Great Recipe Thank You I make mine with yes Jiffy LOL 

http://www.smokingmeatforums.com/t/247274/corn-bread-in-the-ci

I think yours in the CI would be fantastic 

Richie


----------



## bluewhisper (Aug 25, 2017)

One thing about berries, be careful about adding too many because the bread  breaks apart to the point where you can't handle it without a fork. Which could still be fun if you're planning for it. Maybe make a really crumbly batch, freeze it, then slice it and serve it under ice cream?


----------



## drum warrior (Aug 27, 2017)

I have some pictures of the blackberry cornbread.  How does one post a picture in a reply?


----------



## tropics (Aug 27, 2017)

Drum Warrior said:


> I have some pictures of the blackberry cornbread. How does one post a picture in a reply?

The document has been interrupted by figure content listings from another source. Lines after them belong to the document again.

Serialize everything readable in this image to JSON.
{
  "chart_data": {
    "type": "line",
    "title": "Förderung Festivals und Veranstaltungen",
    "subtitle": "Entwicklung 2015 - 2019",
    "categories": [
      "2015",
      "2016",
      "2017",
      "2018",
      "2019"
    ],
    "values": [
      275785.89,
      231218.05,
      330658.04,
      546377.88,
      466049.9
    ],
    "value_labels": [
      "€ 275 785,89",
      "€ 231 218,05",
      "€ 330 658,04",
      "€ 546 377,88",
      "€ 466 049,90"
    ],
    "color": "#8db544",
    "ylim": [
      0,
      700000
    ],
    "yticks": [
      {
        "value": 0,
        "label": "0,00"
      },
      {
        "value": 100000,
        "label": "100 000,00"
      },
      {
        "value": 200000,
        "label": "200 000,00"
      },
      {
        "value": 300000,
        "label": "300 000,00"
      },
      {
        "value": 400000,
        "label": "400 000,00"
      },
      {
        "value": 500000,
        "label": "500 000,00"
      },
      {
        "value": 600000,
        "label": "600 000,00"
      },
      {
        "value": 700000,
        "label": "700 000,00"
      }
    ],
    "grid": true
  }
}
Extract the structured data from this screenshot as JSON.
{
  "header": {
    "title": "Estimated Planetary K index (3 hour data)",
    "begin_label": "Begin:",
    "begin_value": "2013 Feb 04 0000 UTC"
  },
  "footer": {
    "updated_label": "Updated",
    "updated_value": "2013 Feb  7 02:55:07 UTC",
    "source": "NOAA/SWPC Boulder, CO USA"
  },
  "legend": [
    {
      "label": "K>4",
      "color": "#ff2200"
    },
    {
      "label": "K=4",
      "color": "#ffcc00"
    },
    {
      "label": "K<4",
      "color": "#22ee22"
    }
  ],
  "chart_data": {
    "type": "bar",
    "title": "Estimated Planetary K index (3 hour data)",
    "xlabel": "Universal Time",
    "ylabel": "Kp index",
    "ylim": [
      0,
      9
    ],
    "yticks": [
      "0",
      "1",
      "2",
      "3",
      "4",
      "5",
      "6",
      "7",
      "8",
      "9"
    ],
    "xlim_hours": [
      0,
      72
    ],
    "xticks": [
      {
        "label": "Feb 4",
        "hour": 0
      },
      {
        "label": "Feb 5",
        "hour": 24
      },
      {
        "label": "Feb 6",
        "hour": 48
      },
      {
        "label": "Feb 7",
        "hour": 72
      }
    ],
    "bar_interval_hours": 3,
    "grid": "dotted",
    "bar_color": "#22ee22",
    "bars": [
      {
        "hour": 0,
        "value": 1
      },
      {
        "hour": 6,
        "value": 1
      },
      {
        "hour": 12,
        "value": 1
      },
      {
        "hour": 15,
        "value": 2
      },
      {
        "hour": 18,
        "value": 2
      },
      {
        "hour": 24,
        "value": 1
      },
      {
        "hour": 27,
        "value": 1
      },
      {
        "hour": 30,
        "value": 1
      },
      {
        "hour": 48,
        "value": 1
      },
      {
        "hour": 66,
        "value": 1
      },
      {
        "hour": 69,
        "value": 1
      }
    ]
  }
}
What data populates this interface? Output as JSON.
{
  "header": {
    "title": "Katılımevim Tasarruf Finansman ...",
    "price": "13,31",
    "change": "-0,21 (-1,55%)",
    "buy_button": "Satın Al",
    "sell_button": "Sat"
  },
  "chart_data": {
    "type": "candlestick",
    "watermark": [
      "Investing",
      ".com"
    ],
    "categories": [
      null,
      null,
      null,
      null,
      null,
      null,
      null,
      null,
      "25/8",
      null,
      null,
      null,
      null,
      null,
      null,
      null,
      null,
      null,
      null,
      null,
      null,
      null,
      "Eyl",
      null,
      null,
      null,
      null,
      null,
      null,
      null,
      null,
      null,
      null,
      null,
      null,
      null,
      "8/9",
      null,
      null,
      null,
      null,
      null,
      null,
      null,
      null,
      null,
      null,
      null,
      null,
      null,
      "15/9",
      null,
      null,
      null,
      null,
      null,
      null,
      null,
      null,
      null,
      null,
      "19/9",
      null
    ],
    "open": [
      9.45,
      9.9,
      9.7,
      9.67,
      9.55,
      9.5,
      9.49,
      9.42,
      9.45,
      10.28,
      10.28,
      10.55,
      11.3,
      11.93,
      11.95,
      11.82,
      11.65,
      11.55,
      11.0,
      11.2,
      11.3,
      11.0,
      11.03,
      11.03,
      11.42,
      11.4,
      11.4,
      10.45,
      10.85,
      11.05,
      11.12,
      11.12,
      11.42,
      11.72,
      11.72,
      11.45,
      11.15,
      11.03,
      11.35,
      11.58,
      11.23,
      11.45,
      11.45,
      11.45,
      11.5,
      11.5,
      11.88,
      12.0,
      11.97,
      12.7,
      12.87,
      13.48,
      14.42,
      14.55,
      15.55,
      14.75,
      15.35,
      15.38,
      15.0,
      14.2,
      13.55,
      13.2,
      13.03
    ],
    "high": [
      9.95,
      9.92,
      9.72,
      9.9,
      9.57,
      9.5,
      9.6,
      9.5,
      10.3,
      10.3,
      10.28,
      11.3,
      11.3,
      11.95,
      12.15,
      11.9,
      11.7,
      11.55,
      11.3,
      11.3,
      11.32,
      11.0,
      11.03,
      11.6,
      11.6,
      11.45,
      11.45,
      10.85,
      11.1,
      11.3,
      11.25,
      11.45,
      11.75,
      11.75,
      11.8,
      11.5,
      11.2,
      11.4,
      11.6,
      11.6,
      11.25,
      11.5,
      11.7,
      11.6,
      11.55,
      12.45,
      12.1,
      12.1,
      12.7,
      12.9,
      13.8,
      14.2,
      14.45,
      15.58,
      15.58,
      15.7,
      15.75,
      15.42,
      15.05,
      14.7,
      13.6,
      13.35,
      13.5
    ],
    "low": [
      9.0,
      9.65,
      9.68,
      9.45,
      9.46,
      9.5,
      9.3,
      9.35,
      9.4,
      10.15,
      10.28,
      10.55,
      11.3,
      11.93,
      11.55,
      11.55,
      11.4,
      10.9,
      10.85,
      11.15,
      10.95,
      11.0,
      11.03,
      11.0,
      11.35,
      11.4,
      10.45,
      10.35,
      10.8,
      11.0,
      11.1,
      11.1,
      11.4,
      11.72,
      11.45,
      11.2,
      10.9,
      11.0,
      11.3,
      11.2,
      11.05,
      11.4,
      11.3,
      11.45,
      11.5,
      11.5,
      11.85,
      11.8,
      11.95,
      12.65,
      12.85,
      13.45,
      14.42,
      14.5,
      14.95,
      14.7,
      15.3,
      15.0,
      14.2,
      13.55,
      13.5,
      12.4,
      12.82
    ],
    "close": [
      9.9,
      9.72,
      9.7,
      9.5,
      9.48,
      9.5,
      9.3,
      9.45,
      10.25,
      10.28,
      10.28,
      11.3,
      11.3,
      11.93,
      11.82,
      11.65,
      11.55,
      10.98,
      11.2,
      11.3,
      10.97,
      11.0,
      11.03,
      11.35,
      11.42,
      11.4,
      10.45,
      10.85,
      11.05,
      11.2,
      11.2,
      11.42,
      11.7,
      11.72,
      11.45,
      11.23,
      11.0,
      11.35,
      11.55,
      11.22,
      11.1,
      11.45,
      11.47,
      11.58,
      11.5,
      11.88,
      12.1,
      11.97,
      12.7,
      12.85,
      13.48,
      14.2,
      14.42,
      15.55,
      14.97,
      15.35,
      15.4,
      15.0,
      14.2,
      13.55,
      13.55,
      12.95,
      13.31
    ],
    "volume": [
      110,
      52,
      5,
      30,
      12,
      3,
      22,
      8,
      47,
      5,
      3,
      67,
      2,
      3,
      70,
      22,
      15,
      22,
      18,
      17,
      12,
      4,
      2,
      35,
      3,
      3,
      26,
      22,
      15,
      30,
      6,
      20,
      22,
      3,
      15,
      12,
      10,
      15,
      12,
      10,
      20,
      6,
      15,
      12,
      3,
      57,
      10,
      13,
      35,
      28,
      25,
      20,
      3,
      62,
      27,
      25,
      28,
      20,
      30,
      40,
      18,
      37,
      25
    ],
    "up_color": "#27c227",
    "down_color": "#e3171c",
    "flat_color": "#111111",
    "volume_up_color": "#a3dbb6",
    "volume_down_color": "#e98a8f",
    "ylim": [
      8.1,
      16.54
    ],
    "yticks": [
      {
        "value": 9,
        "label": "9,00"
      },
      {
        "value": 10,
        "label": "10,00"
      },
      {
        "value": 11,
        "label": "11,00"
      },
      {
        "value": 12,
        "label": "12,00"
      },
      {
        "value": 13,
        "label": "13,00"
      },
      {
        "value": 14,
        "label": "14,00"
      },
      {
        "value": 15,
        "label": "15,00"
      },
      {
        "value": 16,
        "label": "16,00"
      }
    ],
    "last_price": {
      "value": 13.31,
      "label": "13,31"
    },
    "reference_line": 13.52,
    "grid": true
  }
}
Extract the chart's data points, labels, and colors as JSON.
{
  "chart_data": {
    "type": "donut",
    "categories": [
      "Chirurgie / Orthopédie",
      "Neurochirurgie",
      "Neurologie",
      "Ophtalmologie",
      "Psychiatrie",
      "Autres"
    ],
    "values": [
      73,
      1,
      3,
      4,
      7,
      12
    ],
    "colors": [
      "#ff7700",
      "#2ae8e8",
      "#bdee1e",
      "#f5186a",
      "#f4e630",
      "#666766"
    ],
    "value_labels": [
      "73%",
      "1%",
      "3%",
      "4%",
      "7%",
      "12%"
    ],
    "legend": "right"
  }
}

http://www.smokingmeatforums.com/t/125263/how-to-upload-a-photo-q-view-to-your-post


----------



## drum warrior (Aug 27, 2017)

Here is a shot of the blackberry cornbread.  Definitely going to make this again as a seasonal item when the berries are ripe.  It was a big hit with the family and made for a tasty snack later in the evening too.  (Tropics thanks for the help with the picture upload.  I couldn't get chrome browser to render the menu bar with the upload button but found Internet Explorer works.) 













blackberry cornbread.jpg



__ drum warrior
__ Aug 27, 2017


----------



## ab canuck (Nov 24, 2017)

Wow, I am looking for a good Cornbread recipe to try from scratch, You just don't find that up here, Thx. for posting this. I am going to try this in the next week with a meal I am making.


----------



## maineac (Nov 24, 2017)

I'll be trying it too.  Thanks for sharing.


----------



## tx smoker (Apr 4, 2020)

I know this is old but wanted to take a minute and say thanks for posting this. I have a pot of amazing chili going right now and decided to make cornbread from scratch. Found this recipe and stopped looking. It's going on the dinner table this evening with the chili.

Robert


----------